The risk is even more pronounced in premenopausal women who take aromatase inhibitors alongside medications that suppress ovarian function. In that group, bone loss rates reach approximately 7% per year. One trial found lumbar spine bone density dropped 17.4% over three years in premenopausal women receiving both an aromatase inhibitor and ovarian suppression.
A 10% to 15% decrease in bone density roughly doubles fracture risk. Fractures occur at all skeletal sites except the hip, and this elevated risk persists even after accounting for age, weight, and time since menopause. Bone density monitoring with regular scans is standard practice during treatment, and many patients take bone-protective medications alongside their aromatase inhibitor.

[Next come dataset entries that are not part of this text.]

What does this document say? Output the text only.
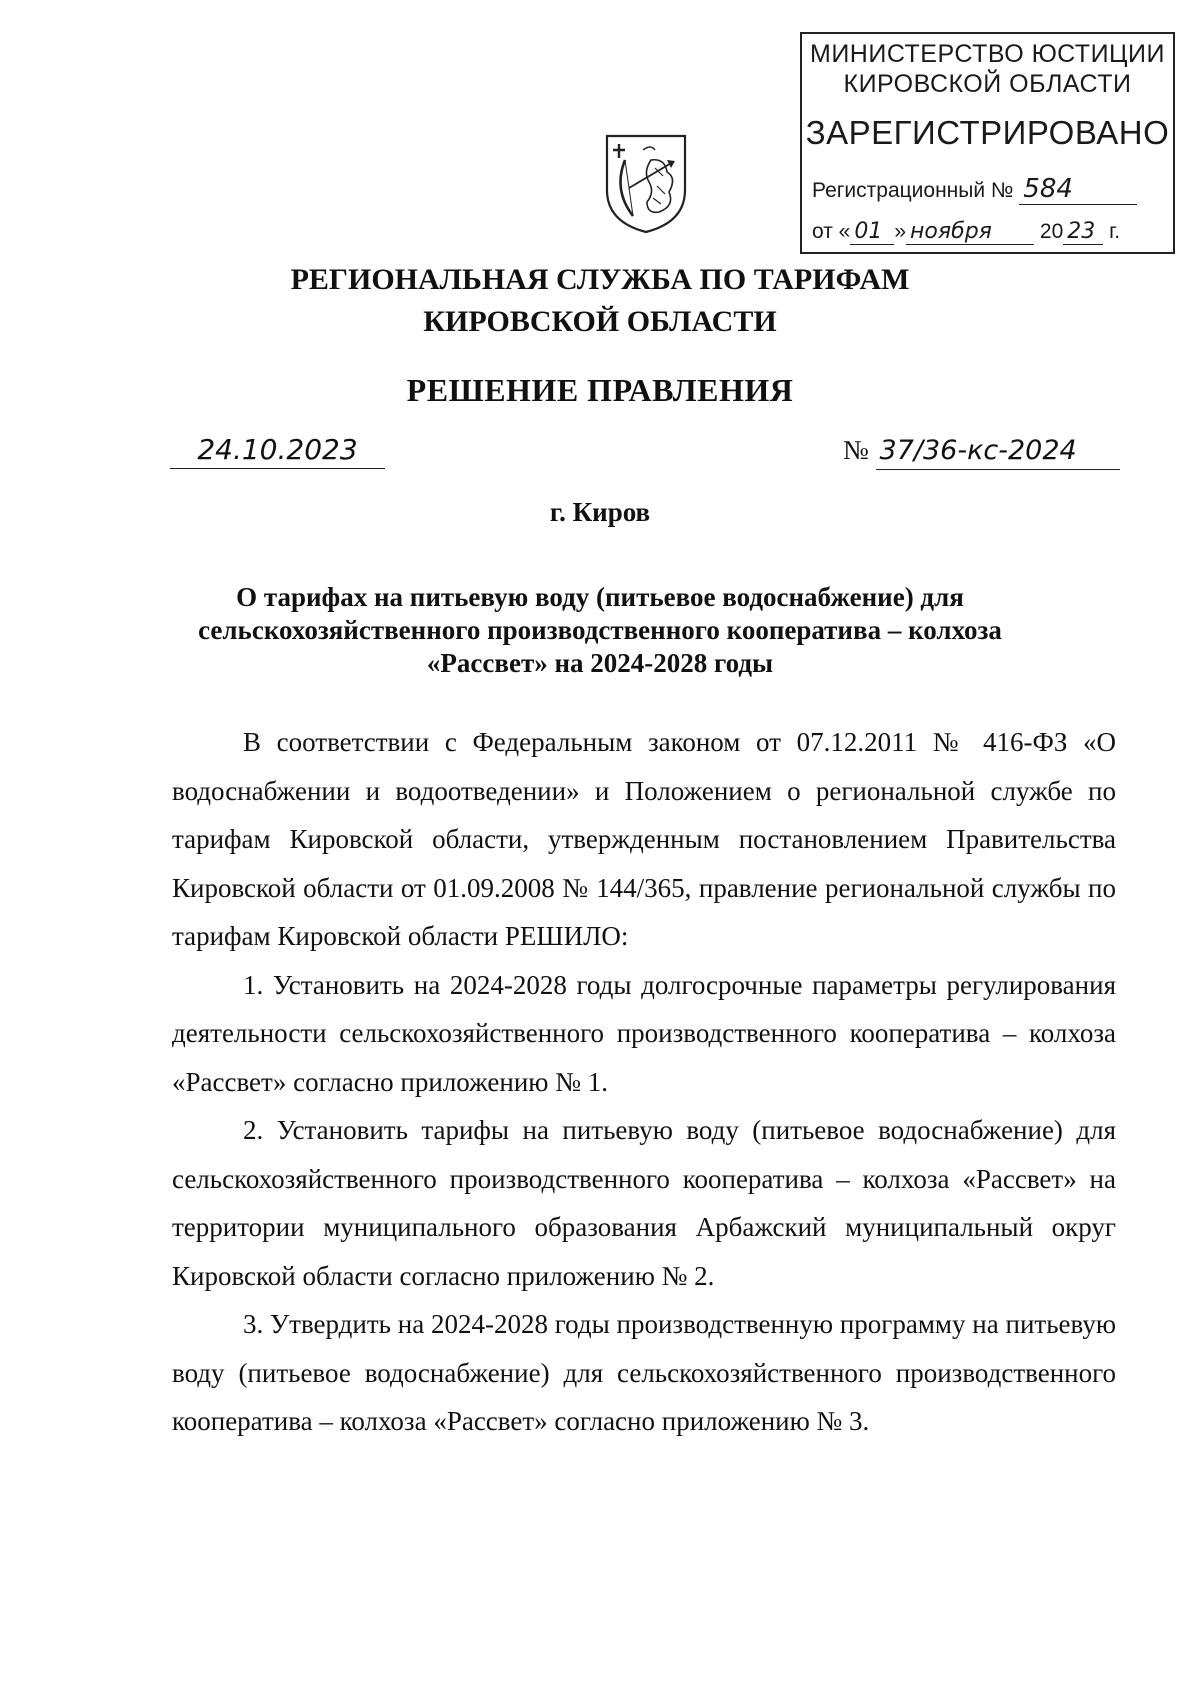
МИНИСТЕРСТВО ЮСТИЦИИ
КИРОВСКОЙ ОБЛАСТИ
ЗАРЕГИСТРИРОВАНО
Регистрационный № 584
от « 01 » ноября 20 23 г.
РЕГИОНАЛЬНАЯ СЛУЖБА ПО ТАРИФАМ
КИРОВСКОЙ ОБЛАСТИ
РЕШЕНИЕ ПРАВЛЕНИЯ
24.10.2023	№ 37/36-кс-2024
г. Киров
О тарифах на питьевую воду (питьевое водоснабжение) для
сельскохозяйственного производственного кооператива – колхоза
«Рассвет» на 2024-2028 годы

В соответствии с Федеральным законом от 07.12.2011 № 416-ФЗ «О водоснабжении и водоотведении» и Положением о региональной службе по тарифам Кировской области, утвержденным постановлением Правительства Кировской области от 01.09.2008 № 144/365, правление региональной службы по тарифам Кировской области РЕШИЛО:

1. Установить на 2024-2028 годы долгосрочные параметры регулирования деятельности сельскохозяйственного производственного кооператива – колхоза «Рассвет» согласно приложению № 1.

2. Установить тарифы на питьевую воду (питьевое водоснабжение) для сельскохозяйственного производственного кооператива – колхоза «Рассвет» на территории муниципального образования Арбажский муниципальный округ Кировской области согласно приложению № 2.

3. Утвердить на 2024-2028 годы производственную программу на питьевую воду (питьевое водоснабжение) для сельскохозяйственного производственного кооператива – колхоза «Рассвет» согласно приложению № 3.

Joint Pain and Other Effects
Joint stiffness and pain, sometimes called aromatase inhibitor-associated musculoskeletal symptoms, affect a large proportion of patients. The discomfort typically shows up in the hands, wrists, knees, and feet, and it can be significant enough that some patients switch to a different aromatase inhibitor or discontinue treatment. Hot flashes, fatigue, and mood changes also occur, reflecting the body’s adjustment to very low estrogen levels. These side effects overlap considerably with menopausal symptoms, which makes sense given that the mechanism is the same: estrogen deprivation.
Why They Only Work in Certain Patients
Aromatase inhibitors are not effective as standalone therapy in premenopausal women. The reason is straightforward: the ovaries produce far more estrogen than peripheral tissues do, and aromatase inhibitors cannot suppress ovarian production. When estrogen levels drop from peripheral blockade, the body’s feedback system simply signals the ovaries to produce more. In premenopausal women who need aromatase inhibitor therapy for breast cancer, the ovaries must first be suppressed with additional medication or surgery.
In postmenopausal women, the ovaries are no longer active, so peripheral tissues are the only remaining estrogen source. Blocking aromatase in fat, bone, and breast tissue effectively eliminates nearly all circulating estrogen. This is why these medications achieve such dramatic suppression in postmenopausal patients, driving estrogen to undetectable levels in most cases.